Today, she is the detective superintendent and head of the Financial Intelligence Unit (FIU) Strategic Analysis Unit within Nigeria’s Economic and Financial Crimes Commission, with a focus on eradicating “economic crimes, corruption, money laundering, and terrorism financing in Nigeria and to contribute to strengthening Nigeria’s national security to promptly develop to its supposed enviable place across Africa,” said Mrs. Shotunde. “The FIU is the central repository of all financial information…. [It] disseminates such intelligence to all relevant stakeholder within the law enforcement community in Nigeria and engages with other national FIUs of about 140 countries through active exchange of intelligence.” The work of the FIU is fundamentally interagency in its nature and boosted by international cooperation—two key recurring themes across all of the Africa Center’s programming.

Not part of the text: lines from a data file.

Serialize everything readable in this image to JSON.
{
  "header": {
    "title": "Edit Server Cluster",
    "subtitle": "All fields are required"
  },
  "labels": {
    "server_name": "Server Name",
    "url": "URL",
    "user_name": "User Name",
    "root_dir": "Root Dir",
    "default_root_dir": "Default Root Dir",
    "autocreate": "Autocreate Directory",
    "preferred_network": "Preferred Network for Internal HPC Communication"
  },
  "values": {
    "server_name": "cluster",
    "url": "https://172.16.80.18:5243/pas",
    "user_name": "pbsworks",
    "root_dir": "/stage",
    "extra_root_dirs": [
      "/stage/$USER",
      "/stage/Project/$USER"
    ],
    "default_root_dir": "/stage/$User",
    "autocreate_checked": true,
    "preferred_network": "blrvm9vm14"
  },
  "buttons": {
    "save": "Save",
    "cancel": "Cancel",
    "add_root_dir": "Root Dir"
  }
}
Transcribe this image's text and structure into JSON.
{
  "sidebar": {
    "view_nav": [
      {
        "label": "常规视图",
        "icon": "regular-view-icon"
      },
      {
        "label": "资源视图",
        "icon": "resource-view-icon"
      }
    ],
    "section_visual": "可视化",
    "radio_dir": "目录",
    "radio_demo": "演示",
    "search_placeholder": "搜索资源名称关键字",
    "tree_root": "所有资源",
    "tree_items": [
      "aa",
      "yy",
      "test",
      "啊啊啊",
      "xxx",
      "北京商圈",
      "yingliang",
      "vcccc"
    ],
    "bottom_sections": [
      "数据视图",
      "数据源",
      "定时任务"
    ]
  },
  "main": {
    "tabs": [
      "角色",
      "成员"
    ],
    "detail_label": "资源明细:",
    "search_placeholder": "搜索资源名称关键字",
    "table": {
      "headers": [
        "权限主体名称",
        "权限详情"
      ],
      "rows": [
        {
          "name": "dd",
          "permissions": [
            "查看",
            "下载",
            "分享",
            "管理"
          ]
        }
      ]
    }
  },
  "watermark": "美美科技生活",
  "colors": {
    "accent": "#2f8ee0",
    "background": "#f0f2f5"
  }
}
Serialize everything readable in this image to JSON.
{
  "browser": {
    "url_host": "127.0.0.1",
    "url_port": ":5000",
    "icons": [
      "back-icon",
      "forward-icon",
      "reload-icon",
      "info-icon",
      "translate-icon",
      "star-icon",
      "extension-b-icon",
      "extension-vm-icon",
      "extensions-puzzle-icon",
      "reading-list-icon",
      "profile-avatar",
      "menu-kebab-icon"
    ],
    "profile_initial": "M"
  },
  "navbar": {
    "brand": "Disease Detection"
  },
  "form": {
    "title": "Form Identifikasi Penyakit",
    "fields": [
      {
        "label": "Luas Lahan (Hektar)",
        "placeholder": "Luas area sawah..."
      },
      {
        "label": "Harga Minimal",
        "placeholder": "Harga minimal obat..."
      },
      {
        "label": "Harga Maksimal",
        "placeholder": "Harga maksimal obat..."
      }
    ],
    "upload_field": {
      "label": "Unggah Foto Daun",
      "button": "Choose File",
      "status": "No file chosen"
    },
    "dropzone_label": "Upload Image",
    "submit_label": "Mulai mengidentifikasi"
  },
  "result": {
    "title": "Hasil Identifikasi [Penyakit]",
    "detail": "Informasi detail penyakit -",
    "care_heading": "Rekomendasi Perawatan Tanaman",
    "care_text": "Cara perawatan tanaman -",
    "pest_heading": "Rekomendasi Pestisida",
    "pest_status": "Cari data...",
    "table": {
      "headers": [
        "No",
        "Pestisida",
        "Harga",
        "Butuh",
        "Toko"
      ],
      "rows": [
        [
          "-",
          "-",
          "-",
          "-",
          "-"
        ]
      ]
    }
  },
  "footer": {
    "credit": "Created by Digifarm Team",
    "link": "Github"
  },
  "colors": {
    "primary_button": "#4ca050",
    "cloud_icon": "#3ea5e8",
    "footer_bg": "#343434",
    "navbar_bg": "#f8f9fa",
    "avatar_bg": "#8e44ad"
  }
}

To aspiring leaders in Africa’s security sector, Mrs. Shotunde offers this advice: “African security sector leaders need to learn from the U.S. security community. Security in the U.S. perspective is ‘whole of government’ approach. But in Africa, security is ‘it is our exclusive mandate.’ Until African leaders begin to learn best practices from their U.S. and global colleagues, security challenges in Africa will still remain a herculean task to overcome.”
Mrs. Shotunde belongs to the Africa Center alumni chapter in Nigeria, which was founded on March 9, 2005, and has approximately 217 members, making it the second largest chapter on the continent.